Indian Rhubarb and riparian grass, Rock Creek (10/8/17) Michael Beatley

Indian rhubarb (10/87/17) Michael Beatley

When the Indian Rhubarb start to burn orange, red, yellow and green in Plumas County, there are few more striking places to be to see fall color in California than along one of its streams.

Michael Beatley captures the start of this beauty in these closeups from along Rock Creek, downstream from Meadow Camp in Meadow Valley.

Plumas County is the northernmost end of the Sierra in the vast Shasta Cascade region of California, and during autumn, it is wonder-filled.

Indian rhubarb, black oak and bigleaf maple are the predominant sources of fall color.

Though, exotic trees planted in its towns mix with the native color to create dramatic showy scenes, like that of the exotic maple planted behind the Plumas Superior Courthouse in Quincy, contrasted with a native maple seen along Big Creek road.

Eastern maple, Plumas Superior Courthouse, Quincy (10/8/17) Michael Beatley

Bigleaf maple, Big Creek Rd., Plumas County (10/8/17) Michael Beatley

Plumas County Color spotter Michael Beatley drove to Thompson Lake (First Report), just above Bucks Lake, on the road to the dam and just off the road near 5 p.m.

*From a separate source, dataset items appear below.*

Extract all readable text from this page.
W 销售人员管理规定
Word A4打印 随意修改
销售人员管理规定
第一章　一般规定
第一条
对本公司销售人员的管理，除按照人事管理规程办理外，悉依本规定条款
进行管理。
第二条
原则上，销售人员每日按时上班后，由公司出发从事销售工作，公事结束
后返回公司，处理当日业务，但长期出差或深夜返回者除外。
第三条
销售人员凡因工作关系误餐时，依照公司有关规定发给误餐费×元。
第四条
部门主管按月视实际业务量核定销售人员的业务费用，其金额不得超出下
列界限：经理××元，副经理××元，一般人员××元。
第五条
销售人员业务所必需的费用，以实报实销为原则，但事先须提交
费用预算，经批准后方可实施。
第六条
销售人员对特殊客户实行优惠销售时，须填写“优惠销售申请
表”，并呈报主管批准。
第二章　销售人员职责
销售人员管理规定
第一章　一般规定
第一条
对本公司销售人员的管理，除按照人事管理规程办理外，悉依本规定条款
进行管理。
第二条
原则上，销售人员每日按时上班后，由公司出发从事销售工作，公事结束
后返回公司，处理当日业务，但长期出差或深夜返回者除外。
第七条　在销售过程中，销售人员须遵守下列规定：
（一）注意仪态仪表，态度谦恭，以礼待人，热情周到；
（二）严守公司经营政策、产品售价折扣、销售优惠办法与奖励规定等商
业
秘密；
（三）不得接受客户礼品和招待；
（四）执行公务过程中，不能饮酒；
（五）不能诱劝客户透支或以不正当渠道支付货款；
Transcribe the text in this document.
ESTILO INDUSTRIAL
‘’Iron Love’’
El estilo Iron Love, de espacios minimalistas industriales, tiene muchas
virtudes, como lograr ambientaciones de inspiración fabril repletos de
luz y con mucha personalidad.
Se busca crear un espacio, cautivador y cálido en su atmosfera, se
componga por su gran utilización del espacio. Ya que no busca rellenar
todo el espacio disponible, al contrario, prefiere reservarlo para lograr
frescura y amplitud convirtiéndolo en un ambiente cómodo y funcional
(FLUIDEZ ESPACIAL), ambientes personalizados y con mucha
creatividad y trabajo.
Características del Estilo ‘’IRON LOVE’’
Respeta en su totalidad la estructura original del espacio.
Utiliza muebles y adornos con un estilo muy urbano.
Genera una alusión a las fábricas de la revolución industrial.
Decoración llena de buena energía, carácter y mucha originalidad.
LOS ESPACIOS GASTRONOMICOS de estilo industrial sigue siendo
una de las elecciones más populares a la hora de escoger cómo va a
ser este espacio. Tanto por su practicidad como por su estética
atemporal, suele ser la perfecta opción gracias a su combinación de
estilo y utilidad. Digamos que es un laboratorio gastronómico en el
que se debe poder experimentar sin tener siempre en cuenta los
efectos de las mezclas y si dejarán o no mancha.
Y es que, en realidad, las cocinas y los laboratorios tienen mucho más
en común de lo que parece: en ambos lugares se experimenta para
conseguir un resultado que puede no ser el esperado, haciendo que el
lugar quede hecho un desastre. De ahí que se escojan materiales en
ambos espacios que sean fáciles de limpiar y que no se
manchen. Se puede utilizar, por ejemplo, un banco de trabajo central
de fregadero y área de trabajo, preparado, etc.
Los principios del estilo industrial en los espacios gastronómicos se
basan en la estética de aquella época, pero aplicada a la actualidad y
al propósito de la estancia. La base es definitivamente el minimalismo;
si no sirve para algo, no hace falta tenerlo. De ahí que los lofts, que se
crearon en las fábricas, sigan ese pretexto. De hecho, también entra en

Beatley called it the “Perfect time, no wind and aspen peaking at 5,600′.

What!? Peaking aspen at 5,600′ when they haven’t peaked above 9,000′ at some locations in the Eastern Sierra? What gives?

This continues to be one of the earliest autumn peaks for the Northern Sierra and one of the latest for the Eastern Sierra.

Thompson Lake, Plumas County (10/8/17) Michael Beatley

 

 

 

 

 

Superior Court Judge Alan Theiler Memorial Maple, Quincy (10/10/17) Michael Beatley

Thompson Ranch Maple, La Porte Rd., Quincy (10/10/17) Michael Beatley

Quincy (3,432′) –  Peak (75-100%) GO NOW!

Plumas County – Near Peak (50-75%) GO NOW!